Auch die EU-Kommissarin Vera Jourová kritisierte den neuen Twitter-Eigentümer: «Wir wollen soziale Medien, die den Menschen dienen und keine schädlichen Inhalte verbreiten», sagte die Vizepräsidentin der Europäischen Kommission dem Nachrichtenportal ZDFheute.de. Musk habe «sehr erfahrene Mitarbeiter gefeuert, die über Jahre der Beratungen verstanden haben, was wir in Europa wollen».

Am Rande der Mainzer Medienmesse ConCon drohte Jourová zudem mit einem Bussgeld in Milliardenhöhe. «Wenn Musk No way sagt, sagen auch wir No way», betonte die EU-Kommissarin. Die EU werde nicht akzeptieren, wenn via Twitter der europäische Informationsraum wieder vergiftet werde, etwa durch russische Propaganda. Der Digital Markets Act, der in der EU zum 1. November in Kraft trat und ab dem 2. Mai 2023 wirksam sein wird, verleihe der EU «Zähne», sagte Jourová.

Auch die deutsche Bundesregierung sieht die Entwicklung beim Kurznachrichtendienst Twitter zunehmend besorgt. Die Regierung habe noch keine Entscheidung getroffen, ob die Ministerien weiter auf Twitter präsent bleiben wollten, sagte Regierungssprecher Steffen Hebestreit am Freitag in Berlin. «Wir beobachten die Entwicklung bei Twitter mit wachsender Sorge», sagte er aber.
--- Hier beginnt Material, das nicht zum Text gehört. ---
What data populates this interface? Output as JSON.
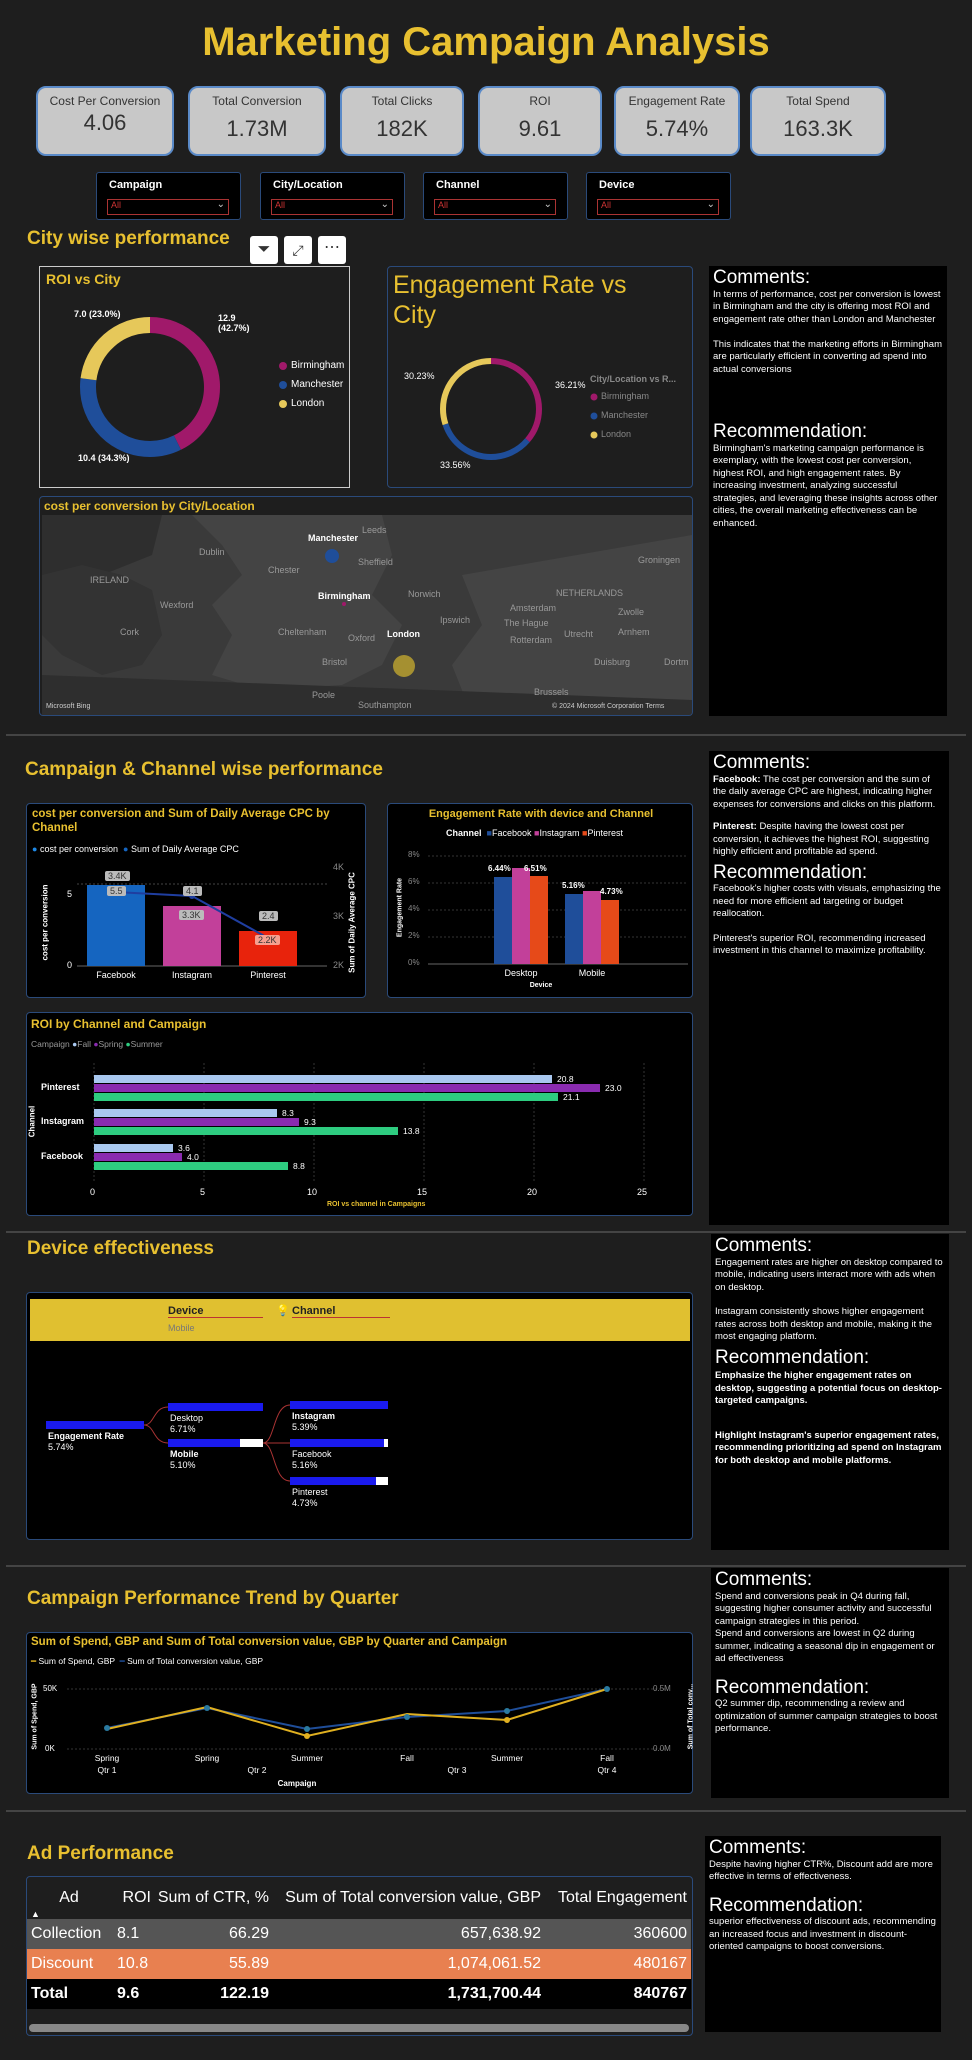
{
  "title": "Marketing Campaign Analysis",
  "kpis": [
    {
      "label": "Cost Per Conversion",
      "value": "4.06"
    },
    {
      "label": "Total Conversion",
      "value": "1.73M"
    },
    {
      "label": "Total Clicks",
      "value": "182K"
    },
    {
      "label": "ROI",
      "value": "9.61"
    },
    {
      "label": "Engagement Rate",
      "value": "5.74%"
    },
    {
      "label": "Total Spend",
      "value": "163.3K"
    }
  ],
  "slicers": [
    {
      "label": "Campaign",
      "value": "All"
    },
    {
      "label": "City/Location",
      "value": "All"
    },
    {
      "label": "Channel",
      "value": "All"
    },
    {
      "label": "Device",
      "value": "All"
    }
  ],
  "city": {
    "title": "City wise performance",
    "roi_chart": {
      "title": "ROI vs City",
      "legend": [
        "Birmingham",
        "Manchester",
        "London"
      ],
      "labels": [
        "12.9 (42.7%)",
        "10.4 (34.3%)",
        "7.0 (23.0%)"
      ]
    },
    "eng_chart": {
      "title": "Engagement Rate vs City",
      "legend_title": "City/Location vs R...",
      "legend": [
        "Birmingham",
        "Manchester",
        "London"
      ],
      "labels": [
        "36.21%",
        "33.56%",
        "30.23%"
      ]
    },
    "map": {
      "title": "cost per conversion by City/Location",
      "place_labels": [
        "Manchester",
        "Leeds",
        "Dublin",
        "Sheffield",
        "Chester",
        "IRELAND",
        "Birmingham",
        "Norwich",
        "Wexford",
        "Cork",
        "Cheltenham",
        "Oxford",
        "London",
        "Bristol",
        "Poole",
        "Southampton",
        "Amsterdam",
        "The Hague",
        "NETHERLANDS",
        "Rotterdam",
        "Utrecht",
        "Arnhem",
        "Zwolle",
        "Groningen",
        "Duisburg",
        "Dortm",
        "Brussels",
        "Ipswich"
      ],
      "brand": "Microsoft Bing",
      "copyright": "© 2024 Microsoft Corporation  Terms"
    },
    "comments_title": "Comments:",
    "comments": "In terms of performance, cost per conversion is lowest in Birmingham and the city is offering most ROI  and engagement rate other than London and Manchester\n\nThis indicates that the marketing efforts in Birmingham are particularly efficient in converting ad spend into actual conversions",
    "rec_title": "Recommendation:",
    "rec": "Birmingham's marketing campaign performance is exemplary, with the lowest cost per conversion, highest ROI, and high engagement rates. By increasing investment, analyzing successful strategies, and leveraging these insights across other cities, the overall marketing effectiveness can be enhanced."
  },
  "campaign": {
    "title": "Campaign & Channel wise performance",
    "cpc_chart": {
      "title": "cost per conversion and Sum of Daily Average CPC by Channel",
      "legend": [
        "cost per conversion",
        "Sum of Daily Average CPC"
      ],
      "ylabel": "cost per conversion",
      "y2label": "Sum of Daily Average CPC",
      "yticks": [
        "5",
        "0"
      ],
      "y2ticks": [
        "4K",
        "3K",
        "2K"
      ],
      "categories": [
        "Facebook",
        "Instagram",
        "Pinterest"
      ],
      "cpc_labels": [
        "5.5",
        "4.1",
        "2.4"
      ],
      "avg_labels": [
        "3.4K",
        "3.3K",
        "2.2K"
      ]
    },
    "eng_chart": {
      "title": "Engagement Rate with device and Channel",
      "legend_title": "Channel",
      "legend": [
        "Facebook",
        "Instagram",
        "Pinterest"
      ],
      "yticks": [
        "8%",
        "6%",
        "4%",
        "2%",
        "0%"
      ],
      "ylabel": "Engagement Rate",
      "xlabel": "Device",
      "categories": [
        "Desktop",
        "Mobile"
      ],
      "labels": [
        "6.44%",
        "6.51%",
        "5.16%",
        "4.73%"
      ]
    },
    "roi_chart": {
      "title": "ROI by Channel and Campaign",
      "legend_title": "Campaign",
      "legend": [
        "Fall",
        "Spring",
        "Summer"
      ],
      "ylabel": "Channel",
      "xlabel": "ROI vs channel in Campaigns",
      "categories": [
        "Pinterest",
        "Instagram",
        "Facebook"
      ],
      "xticks": [
        "0",
        "5",
        "10",
        "15",
        "20",
        "25"
      ],
      "labels": [
        "20.8",
        "23.0",
        "21.1",
        "8.3",
        "9.3",
        "13.8",
        "3.6",
        "4.0",
        "8.8"
      ]
    },
    "comments_title": "Comments:",
    "c1_bold": "Facebook:",
    "c1": " The cost per conversion and the sum of the daily average CPC are highest, indicating higher expenses for conversions and clicks on this platform.",
    "c2_bold": "Pinterest:",
    "c2": " Despite having the lowest cost per conversion, it achieves the highest ROI, suggesting highly efficient and profitable ad spend.",
    "rec_title": "Recommendation:",
    "rec1": "Facebook's higher costs with visuals, emphasizing the need for more efficient ad targeting or budget reallocation.",
    "rec2": " Pinterest's superior ROI, recommending increased investment in this channel to maximize profitability."
  },
  "device": {
    "title": "Device effectiveness",
    "header_labels": [
      "Device",
      "Channel"
    ],
    "header_sub": "Mobile",
    "root": {
      "label": "Engagement Rate",
      "value": "5.74%"
    },
    "level1": [
      {
        "label": "Desktop",
        "value": "6.71%"
      },
      {
        "label": "Mobile",
        "value": "5.10%"
      }
    ],
    "level2": [
      {
        "label": "Instagram",
        "value": "5.39%"
      },
      {
        "label": "Facebook",
        "value": "5.16%"
      },
      {
        "label": "Pinterest",
        "value": "4.73%"
      }
    ],
    "comments_title": "Comments:",
    "comments1": "Engagement rates are higher on desktop compared to mobile, indicating users interact more with ads when on desktop.",
    "comments2": "Instagram consistently shows higher engagement rates across both desktop and mobile, making it the most engaging platform.",
    "rec_title": "Recommendation:",
    "rec1": "Emphasize the higher engagement rates on desktop, suggesting a potential focus on desktop-targeted campaigns.",
    "rec2": "Highlight Instagram's superior engagement rates, recommending prioritizing ad spend on Instagram for both desktop and mobile platforms."
  },
  "trend": {
    "title": "Campaign Performance Trend by Quarter",
    "chart_title": "Sum of Spend, GBP and Sum of Total conversion value, GBP by Quarter and Campaign",
    "legend": [
      "Sum of Spend, GBP",
      "Sum of Total conversion value, GBP"
    ],
    "ylabel": "Sum of Spend, GBP",
    "y2label": "Sum of Total conv...",
    "yticks": [
      "50K",
      "0K"
    ],
    "y2ticks": [
      "0.5M",
      "0.0M"
    ],
    "xlabel": "Campaign",
    "campaigns": [
      "Spring",
      "Spring",
      "Summer",
      "Fall",
      "Summer",
      "Fall"
    ],
    "quarters": [
      "Qtr 1",
      "Qtr 2",
      "Qtr 3",
      "Qtr 4"
    ],
    "comments_title": "Comments:",
    "comments1": "Spend and conversions peak in Q4 during fall, suggesting higher consumer activity and successful campaign strategies in this period.",
    "comments2": "Spend and conversions are lowest in Q2 during summer, indicating a seasonal dip in engagement or ad effectiveness",
    "rec_title": "Recommendation:",
    "rec": " Q2 summer dip, recommending a review and optimization of summer campaign strategies to boost performance."
  },
  "ad": {
    "title": "Ad Performance",
    "columns": [
      "Ad",
      "ROI",
      "Sum of CTR, %",
      "Sum of Total conversion value, GBP",
      "Total Engagement"
    ],
    "rows": [
      [
        "Collection",
        "8.1",
        "66.29",
        "657,638.92",
        "360600"
      ],
      [
        "Discount",
        "10.8",
        "55.89",
        "1,074,061.52",
        "480167"
      ]
    ],
    "total": [
      "Total",
      "9.6",
      "122.19",
      "1,731,700.44",
      "840767"
    ],
    "comments_title": "Comments:",
    "comments": "Despite having higher CTR%, Discount add are more effective in terms of effectiveness.",
    "rec_title": "Recommendation:",
    "rec": "superior effectiveness of discount ads, recommending an increased focus and investment in discount-oriented campaigns to boost conversions."
  },
  "colors": {
    "accent_yellow": "#e8c030",
    "birmingham": "#a0196a",
    "manchester": "#1f4e9a",
    "london": "#e6c85a",
    "facebook": "#1565c0",
    "instagram": "#c2409a",
    "pinterest": "#e64a19",
    "fall": "#a9c8f0",
    "spring": "#8a2bb0",
    "summer": "#2ecc80"
  },
  "chart_data": [
    {
      "type": "pie",
      "title": "ROI vs City",
      "categories": [
        "Birmingham",
        "Manchester",
        "London"
      ],
      "values": [
        12.9,
        10.4,
        7.0
      ]
    },
    {
      "type": "pie",
      "title": "Engagement Rate vs City",
      "categories": [
        "Birmingham",
        "Manchester",
        "London"
      ],
      "values": [
        36.21,
        33.56,
        30.23
      ]
    },
    {
      "type": "bar",
      "title": "cost per conversion and Sum of Daily Average CPC by Channel",
      "categories": [
        "Facebook",
        "Instagram",
        "Pinterest"
      ],
      "series": [
        {
          "name": "cost per conversion",
          "values": [
            5.5,
            4.1,
            2.4
          ]
        },
        {
          "name": "Sum of Daily Average CPC",
          "values": [
            3400,
            3300,
            2200
          ]
        }
      ]
    },
    {
      "type": "bar",
      "title": "Engagement Rate with device and Channel",
      "categories": [
        "Desktop",
        "Mobile"
      ],
      "series": [
        {
          "name": "Facebook",
          "values": [
            6.44,
            5.16
          ]
        },
        {
          "name": "Instagram",
          "values": [
            7.1,
            5.4
          ]
        },
        {
          "name": "Pinterest",
          "values": [
            6.51,
            4.73
          ]
        }
      ],
      "ylim": [
        0,
        8
      ]
    },
    {
      "type": "bar",
      "title": "ROI by Channel and Campaign",
      "categories": [
        "Pinterest",
        "Instagram",
        "Facebook"
      ],
      "series": [
        {
          "name": "Fall",
          "values": [
            20.8,
            8.3,
            3.6
          ]
        },
        {
          "name": "Spring",
          "values": [
            23.0,
            9.3,
            4.0
          ]
        },
        {
          "name": "Summer",
          "values": [
            21.1,
            13.8,
            8.8
          ]
        }
      ],
      "xlim": [
        0,
        25
      ]
    },
    {
      "type": "line",
      "title": "Sum of Spend, GBP and Sum of Total conversion value, GBP by Quarter and Campaign",
      "categories": [
        "Qtr1 Spring",
        "Qtr2 Spring",
        "Qtr2 Summer",
        "Qtr3 Fall",
        "Qtr3 Summer",
        "Qtr4 Fall"
      ],
      "series": [
        {
          "name": "Sum of Spend, GBP",
          "values": [
            18000,
            38000,
            10000,
            30000,
            26000,
            55000
          ]
        },
        {
          "name": "Sum of Total conversion value, GBP",
          "values": [
            190000,
            350000,
            190000,
            270000,
            330000,
            570000
          ]
        }
      ]
    }
  ]
}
Etliche Ministerien haben bereits Konten bei dem konkurrierenden Kurznachrichtendienst Mastodon.

Angesichts der Entwicklungen diskutieren Nutzerinnen und Nutzer, ob Twitter weiter bestehen werde. So trendet auf der Plattform der Hashtag #RIPTwitter als Hinweis darauf, dass der Kurznachrichtendienst «sterben» könnte. Die Daten-Wissenschaftlerin Melissa Ingle, die von Musk gefeuert wurde, sagte dem Portal «Technology Review», es gebe «nicht mehr genug technische Expertise, um die Seite am Laufen zu halten».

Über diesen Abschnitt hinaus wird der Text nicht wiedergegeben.